1849 - John Pearman, Sergeant
After the Battle
We had very good times at Gujrat. In the afternoon after the battle of February 21st, 1849, myself, Privates Makepiece, Ike Stagg, William Penfold and one or two others went into the town, where were many more soldiers of other regiments, to look at the place. We came across an old money changer, and made him tell us where he had put his money, but he would not say, until we showed him our pistols, when he gave us a bag of gold, about one quart, with silver. Stagg put it on his shoulder, and we were marching off with our loot, when we were met by one of the officers belonging to our prize agents. He said: “What have you got there, soldiers, in that bag?” So Stagg dropped it on the ground and said, “Look, sir.” The officer marked a broad arrow on it and said: “Bring it along,” but we walked off and left him to do what he liked with it. We heard no more about it. He could not tell to what regiment we belonged as we were in white shirts and draws and pugerrie cap.
We went down a street to the bazaar, where we saw a fine Arab horse tied down with head and heel ropes, with a pink mane and tail, and a white body: a beauty. Makepiece said, “You can't ride him, Sergeant.” I said I could. The black syce or groom said, “Nay, nay, sahib, nay puckerroe (steal),” but I got on his back for a ride, and the rascal ran away with me, but I managed to get him to our camp. Captains Draper and Ouvry of C and H Troops saw me ride him in, and said “Spearman, where did you get the Arab?” I told them: “We found it on the edge of the jungle.” Ouvry said, “What do you want for it?” I said, “Two flasks of grog and a hundred rupees (£10).” After some time he gave us one flask of grog and the one hundred rupees, and I am sorry to say we spent the money in more grog, which did us much harm.
On February 24th, my birthday, I had been out mounted to reconnoitre, which we did when on picquet, when we saw a man with a two-bullock hackery [cart], and two chests of rupees. Johnny Grady asked him where it came from. He said he was sent from the town, so we took it, and filled our holster pipes on the saddle, and collected some gunpowder that was laying about, left by the enemy in lumps when in retreat, and blew the rest up. The bullocks and the man went away.
We heard no more of him. This was the only way to get prize money, for the Company only gave us six months' batta [allowance]: £3 16s. 0d. in all. We made what we could and did very well, that is if we had not spent it in a very foolish way, I mean drink, which takes away the reason. After a few days the Prize Agents had got all that was worth having, but nevertheless the division of the army that came down from Multan Fort had plenty of money, round their body, and the waist of their trowsers lined with gold, and braces lined up and over the shoulders, and although the 10th Foot and 32nd and 60th Regiments had been searched many times by the Prize Agents and their officers, still they had plenty of money. The men robbed one another when drunk very much, which continued some weeks even after the army had been removed to Meen Mear, the great parade ground and barracks at Lahore belonging to Ranjit Singh and about two miles from the city.

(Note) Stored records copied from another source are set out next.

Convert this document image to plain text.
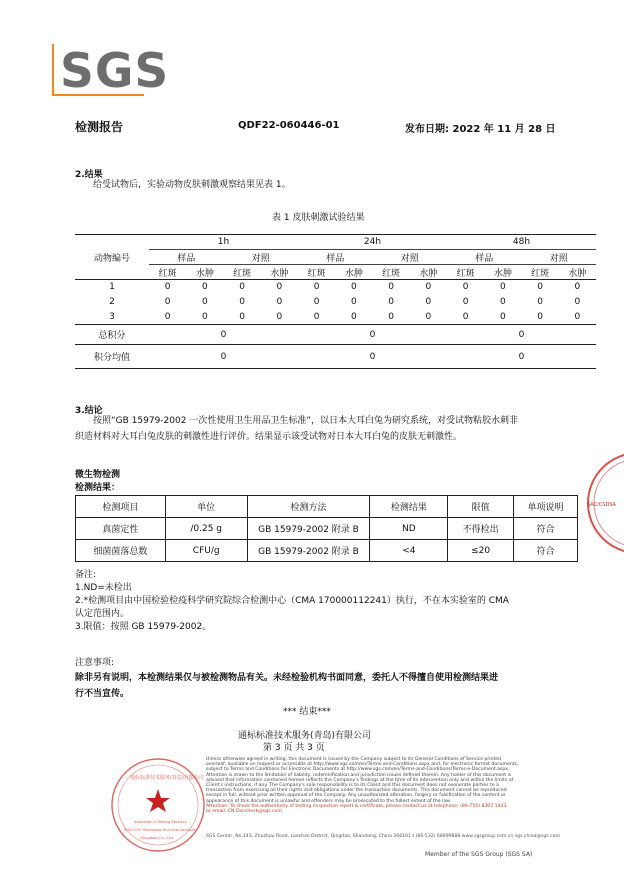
SGS
检测报告	QDF22-060446-01	发布日期: 2022 年 11 月 28 日
2.结果
给受试物后，实验动物皮肤刺激观察结果见表 1。
表 1 皮肤刺激试验结果
动物编号	1h				24h				48h			
	样品		对照		样品		对照		样品		对照	
	红斑	水肿	红斑	水肿	红斑	水肿	红斑	水肿	红斑	水肿	红斑	水肿
1	0	0	0	0	0	0	0	0	0	0	0	0
2	0	0	0	0	0	0	0	0	0	0	0	0
3	0	0	0	0	0	0	0	0	0	0	0	0
总积分	0				0				0			
积分均值	0				0				0			
3.结论
按照“GB 15979-2002 一次性使用卫生用品卫生标准”，以日本大耳白兔为研究系统，对受试物粘胶水刺非
织造材料对大耳白兔皮肤的刺激性进行评价。结果显示该受试物对日本大耳白兔的皮肤无刺激性。
微生物检测
检测结果：
检测项目	单位	检测方法	检测结果	限值	单项说明
真菌定性	/0.25 g	GB 15979-2002 附录 B	ND	不得检出	符合
细菌菌落总数	CFU/g	GB 15979-2002 附录 B	<4	≤20	符合
备注:
1.ND=未检出
2.*检测项目由中国检验检疫科学研究院综合检测中心（CMA 170000112241）执行，不在本实验室的 CMA
认定范围内。
3.限值：按照 GB 15979-2002。
注意事项:
除非另有说明，本检测结果仅与被检测物品有关。未经检验机构书面同意，委托人不得擅自使用检测结果进
行不当宣传。
*** 结束***
通标标准技术服务(青岛)有限公司
第 3 页 共 3 页
SAC/CSDSA
通标标准技术服务(青岛)有限公司
Inspection & Testing Services
SGS-CSTC Standards Technical Services
(Qingdao) Co., Ltd.
Unless otherwise agreed in writing, this document is issued by the Company subject to its General Conditions of Service printed
overleaf, available on request or accessible at http://www.sgs.com/en/Terms-and-Conditions.aspx and, for electronic format documents,
subject to Terms and Conditions for Electronic Documents at http://www.sgs.com/en/Terms-and-Conditions/Terms-e-Document.aspx.
Attention is drawn to the limitation of liability, indemnification and jurisdiction issues defined therein. Any holder of this document is
advised that information contained hereon reflects the Company's findings at the time of its intervention only and within the limits of
Client's instructions, if any. The Company's sole responsibility is to its Client and this document does not exonerate parties to a
transaction from exercising all their rights and obligations under the transaction documents. This document cannot be reproduced
except in full, without prior written approval of the Company. Any unauthorized alteration, forgery or falsification of the content or
appearance of this document is unlawful and offenders may be prosecuted to the fullest extent of the law.
Attention: To check the authenticity of testing /inspection report & certificate, please contact us at telephone: (86-755) 8307 1443,
or email: CN.Doccheck@sgs.com
SGS Center, No.143, Zhuzhou Road, Laoshan District, Qingdao, Shandong, China 266101 t (86-532) 68999888 www.sgsgroup.com.cn sgs.china@sgs.com
Member of the SGS Group (SGS SA)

The 3rd Company of the 4th Battalion of Foot Artillery, Bengal Troop, had to bring down the treasure, and they buried a quantity of it near unto Lahore, and began to sell some. When it came to the General's ears and a search was made, a woman of the 14th Light Dragoons split counsel, and the 3rd Company of Artillery were all placed under arrest, officers and all, as all had a finger in the pie. The 14th Dragoons and some sepoys had to do duty over them for some time; but they never found the treasure, and I have no doubt it is there to this day, as we were taken away from Lahore and no one was left, and the men of the 3rd Company never split.
The 10th Regiment of Foot had the most money. Armourer Sergeant Williams of the 10th was supposed to have got the gold-hilted sword belonging to the Maharajah of Multan, set with diamonds. They searched for it, but never found it. They tried him for plunder, reduced him to a private soldier, and they tried him again and sentenced him to 100 lashes which he, poor fellow, got every one of. The gold hilt and diamonds were thrown into a well at Lahore by a private. I knew the man well. He was afraid to keep it for fear of being flogged. So there they remain.